Economie

Coup d’envoi des livraisons de gaz russe vers la Chine via le gazoduc «Force de Sibérie»

Le gazoduc qui relie la Sibérie orientale au nord-est de la Chine est officiellement entré en service alors qu'ont lieu les ultimes négociations pour renouveler le contrat de transit de gaz vers l’Europe via l’Ukraine.

Les livraisons de gaz naturel russe vers la Chine, depuis la Sibérie orientale et via le gazoduc «Force de Sibérie», ont commencé ce 2 décembre. Les présidents russe et chinois Vladimir Poutine Xi Jinping ont donné leur feu vert lors d'une cérémonie officielle par téléconférence.

Le point de départ actuel se trouve à proximité du gisement de Tchaïandinskoe, en Iakoutie, à plus de 5 000 kilomètres à l’est de Moscou et quelque 500 kilomètres au nord du lac Baïkal. Le point d’arrivée est situé à Blagovetchensk, à la frontière russo-chinoise, au confluent des fleuves Amour et Zéïa, face à la province du Heilongjiang au nord-est de la Chine. Un dernier tronçon de ce tracé appelé «route de l’Est» devrait relier le gisement de Kovytkinskoe, situé à quelques centaines de kilomètres au sud-ouest du point de départ actuel.

La Russie, premier exportateur mondial de gaz, se tourne vers l’un des plus gros consommateurs du monde, la Chine, alors que les relations entre Moscou et l’Occident n’ont cessé de se détériorer depuis le coup d’Etat en Ukraine en 2014. L'entrée en service de ce gazoduc ouvre à la Russie un gigantesque nouveau marché en dehors de l’Europe qui a décrété, comme les Etats-Unis, un ensemble de sanctions frappant Moscou après le rattachement par référendum de la Crimée à la Fédération de Russie.

38 milliards de mètres cubes de gaz par an pour la Chine

La capacité totale de la route de l'Est est de 61 milliards de mètres cubes de gaz par an, dont 38 milliards destinés à l'exportation.

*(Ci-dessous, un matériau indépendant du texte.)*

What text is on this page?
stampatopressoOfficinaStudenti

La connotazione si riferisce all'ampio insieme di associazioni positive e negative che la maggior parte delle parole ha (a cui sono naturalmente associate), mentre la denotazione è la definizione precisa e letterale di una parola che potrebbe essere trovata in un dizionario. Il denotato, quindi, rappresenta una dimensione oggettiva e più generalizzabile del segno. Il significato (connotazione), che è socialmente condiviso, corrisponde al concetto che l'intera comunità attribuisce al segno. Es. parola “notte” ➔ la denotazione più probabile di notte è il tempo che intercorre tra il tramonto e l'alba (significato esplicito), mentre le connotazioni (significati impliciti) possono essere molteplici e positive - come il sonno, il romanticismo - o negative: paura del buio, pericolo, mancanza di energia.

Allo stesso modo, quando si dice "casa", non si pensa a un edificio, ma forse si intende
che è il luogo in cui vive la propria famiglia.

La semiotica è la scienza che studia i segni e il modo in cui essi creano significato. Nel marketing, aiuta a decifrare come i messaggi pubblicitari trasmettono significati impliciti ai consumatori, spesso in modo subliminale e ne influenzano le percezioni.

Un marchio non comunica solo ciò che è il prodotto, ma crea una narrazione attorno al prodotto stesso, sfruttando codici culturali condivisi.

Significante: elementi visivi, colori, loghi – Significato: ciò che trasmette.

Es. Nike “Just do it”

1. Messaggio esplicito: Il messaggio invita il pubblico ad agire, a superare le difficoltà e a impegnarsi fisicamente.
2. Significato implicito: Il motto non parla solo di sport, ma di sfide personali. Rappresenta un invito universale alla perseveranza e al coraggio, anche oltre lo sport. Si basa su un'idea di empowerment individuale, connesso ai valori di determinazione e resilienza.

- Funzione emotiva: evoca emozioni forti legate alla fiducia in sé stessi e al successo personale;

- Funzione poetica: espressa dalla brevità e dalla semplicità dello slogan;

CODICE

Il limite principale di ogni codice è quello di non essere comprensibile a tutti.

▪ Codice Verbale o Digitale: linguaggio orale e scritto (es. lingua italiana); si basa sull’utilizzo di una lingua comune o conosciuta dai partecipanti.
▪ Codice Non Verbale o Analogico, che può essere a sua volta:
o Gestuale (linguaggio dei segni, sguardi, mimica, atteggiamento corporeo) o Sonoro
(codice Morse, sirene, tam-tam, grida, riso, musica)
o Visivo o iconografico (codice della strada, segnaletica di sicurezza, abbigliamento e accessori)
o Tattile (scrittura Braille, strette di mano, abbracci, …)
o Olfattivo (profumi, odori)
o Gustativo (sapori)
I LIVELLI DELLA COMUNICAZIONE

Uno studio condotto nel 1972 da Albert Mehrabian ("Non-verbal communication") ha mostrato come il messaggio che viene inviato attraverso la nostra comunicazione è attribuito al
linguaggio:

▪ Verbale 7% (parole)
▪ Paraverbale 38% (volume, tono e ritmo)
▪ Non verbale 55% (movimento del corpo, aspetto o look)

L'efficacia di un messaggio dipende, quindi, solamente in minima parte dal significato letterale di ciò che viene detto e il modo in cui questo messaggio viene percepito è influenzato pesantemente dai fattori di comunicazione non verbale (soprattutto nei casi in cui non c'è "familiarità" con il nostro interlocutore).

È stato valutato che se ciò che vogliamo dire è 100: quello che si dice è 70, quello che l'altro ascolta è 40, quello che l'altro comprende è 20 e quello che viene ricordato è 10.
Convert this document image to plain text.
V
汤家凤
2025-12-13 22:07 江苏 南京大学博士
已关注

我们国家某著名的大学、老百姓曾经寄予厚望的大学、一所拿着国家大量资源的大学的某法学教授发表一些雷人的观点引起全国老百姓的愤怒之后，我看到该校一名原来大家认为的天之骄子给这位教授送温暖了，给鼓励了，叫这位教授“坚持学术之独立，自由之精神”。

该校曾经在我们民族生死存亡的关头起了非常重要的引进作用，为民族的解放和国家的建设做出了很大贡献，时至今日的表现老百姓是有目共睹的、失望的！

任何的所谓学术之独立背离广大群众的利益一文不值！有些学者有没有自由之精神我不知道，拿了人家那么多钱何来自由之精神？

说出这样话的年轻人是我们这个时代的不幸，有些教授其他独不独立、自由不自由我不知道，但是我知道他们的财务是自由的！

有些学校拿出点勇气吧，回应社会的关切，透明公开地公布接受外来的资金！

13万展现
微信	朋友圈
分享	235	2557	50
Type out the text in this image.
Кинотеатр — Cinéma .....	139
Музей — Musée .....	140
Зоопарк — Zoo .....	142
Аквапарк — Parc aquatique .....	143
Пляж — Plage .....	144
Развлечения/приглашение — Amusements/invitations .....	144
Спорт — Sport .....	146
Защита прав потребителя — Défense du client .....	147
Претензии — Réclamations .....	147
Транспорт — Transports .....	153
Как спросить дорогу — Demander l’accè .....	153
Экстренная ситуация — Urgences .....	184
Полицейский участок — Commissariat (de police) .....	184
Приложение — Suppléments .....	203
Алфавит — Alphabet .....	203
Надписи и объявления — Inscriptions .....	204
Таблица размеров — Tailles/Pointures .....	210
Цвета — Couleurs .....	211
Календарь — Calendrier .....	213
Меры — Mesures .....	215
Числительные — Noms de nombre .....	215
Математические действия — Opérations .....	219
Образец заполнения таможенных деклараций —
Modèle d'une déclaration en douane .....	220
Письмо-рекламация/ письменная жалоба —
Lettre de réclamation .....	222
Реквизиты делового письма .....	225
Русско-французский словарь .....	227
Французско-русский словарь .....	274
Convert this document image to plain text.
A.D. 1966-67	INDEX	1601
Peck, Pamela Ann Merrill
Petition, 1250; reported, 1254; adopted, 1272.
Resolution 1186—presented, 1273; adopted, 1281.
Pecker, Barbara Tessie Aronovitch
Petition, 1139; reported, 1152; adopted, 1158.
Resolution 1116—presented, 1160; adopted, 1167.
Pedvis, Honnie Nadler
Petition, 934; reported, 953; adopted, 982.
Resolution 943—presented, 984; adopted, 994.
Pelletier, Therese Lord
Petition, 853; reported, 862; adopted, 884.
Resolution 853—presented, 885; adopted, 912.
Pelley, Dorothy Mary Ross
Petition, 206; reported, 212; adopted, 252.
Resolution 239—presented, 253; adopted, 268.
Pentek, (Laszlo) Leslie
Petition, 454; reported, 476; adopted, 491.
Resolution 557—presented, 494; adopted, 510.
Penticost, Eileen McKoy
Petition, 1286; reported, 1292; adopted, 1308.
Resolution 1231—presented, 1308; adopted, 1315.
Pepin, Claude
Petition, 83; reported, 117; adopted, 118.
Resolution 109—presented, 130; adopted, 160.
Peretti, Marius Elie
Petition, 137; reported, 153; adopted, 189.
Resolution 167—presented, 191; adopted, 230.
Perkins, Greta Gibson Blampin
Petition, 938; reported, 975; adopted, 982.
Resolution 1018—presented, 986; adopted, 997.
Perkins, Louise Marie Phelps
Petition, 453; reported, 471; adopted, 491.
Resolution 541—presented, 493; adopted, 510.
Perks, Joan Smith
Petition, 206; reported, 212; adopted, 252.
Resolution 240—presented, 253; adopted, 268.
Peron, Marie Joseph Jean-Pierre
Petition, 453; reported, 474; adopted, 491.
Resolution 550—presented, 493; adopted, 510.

Lors de la cérémonie d’inauguration par visio conférence, le président chinois a qualifié cette avancée de «projet étape pour la coopération énergétique bilatérale». La précédente étape avait été la signature en mai 2014, après 10 ans de pourparlers, du contrat pluriannuel de fourniture de gaz entre le groupe énergétique russe Gazprom et la China National Petroleum Corporation (CNPC) pour un montant  400 milliards de dollars (actuellement 360 milliards d’euros).

C’est le plus gros contrat jamais signé par Gazprom, et le premier gazoduc entre la Chine et la Russie. Les livraisons devraient commencer au rythme de 10 millions de mètres cubes par jour, et atteindre leur capacité maximale à partir de 2025. Les volumes de gaz expédiés via le gazoduc vers la Chine devraient passer de 5 milliards de mètres cubes en 2020, à 10 milliards en 2021, puis 15 milliards en 2022, selon Gazprom.

La consommation de gaz en Chine, plus grande économie d’Asie, a augmenté ces dernières années, le gouvernement faisant pression sur les secteurs résidentiel et tertiaire pour remplacer progressivement leur consommation de charbon par du gaz afin de lutter contre la pollution de l’air. Les importations ont représenté 43% de l'approvisionnement total de la Chine en gaz en 2018, dont environ les deux cinquièmes par gazoducs en provenance d'Asie centrale et de Birmanie. Le reste provient de livraisons sous forme liquéfiée d’un coût plus élevé, notamment depuis le Moyen-Orient.

Gazprom vise la première place sur le marché chinois

Gazprom a l’intention de devenir le plus gros fournisseur de la Chine, et de compter pour 25% de ses importations de gaz d’ici 2035, alors que la demande chinoise de gaz naturel est en augmentation constante. Pour la Russie, ce nouveau débouché jouera un rôle crucial, alors que les négociations pour le renouvellement du contrat de transit vers l’Europe via l’Ukraine qui expire à la fin de l’année, n’ont toujours pas abouti.

Elles butent principalement sur le désaccord entre la Russie et l’Ukraine pour en lier la signature à la fin des poursuites engagées par l’Ukraine contre la Russie auprès de diverses juridictions internationales dont le tribunal d’arbitrage de Stockholm en Suède. Le 2 décembre, jour d’inauguration de la Route de l’Est, Oleksiy Orjel, ministre ukrainien de l’Energie, a annoncé être prêt pour un nouveau round de négociations qui se font avec la participation de la Commission européenne.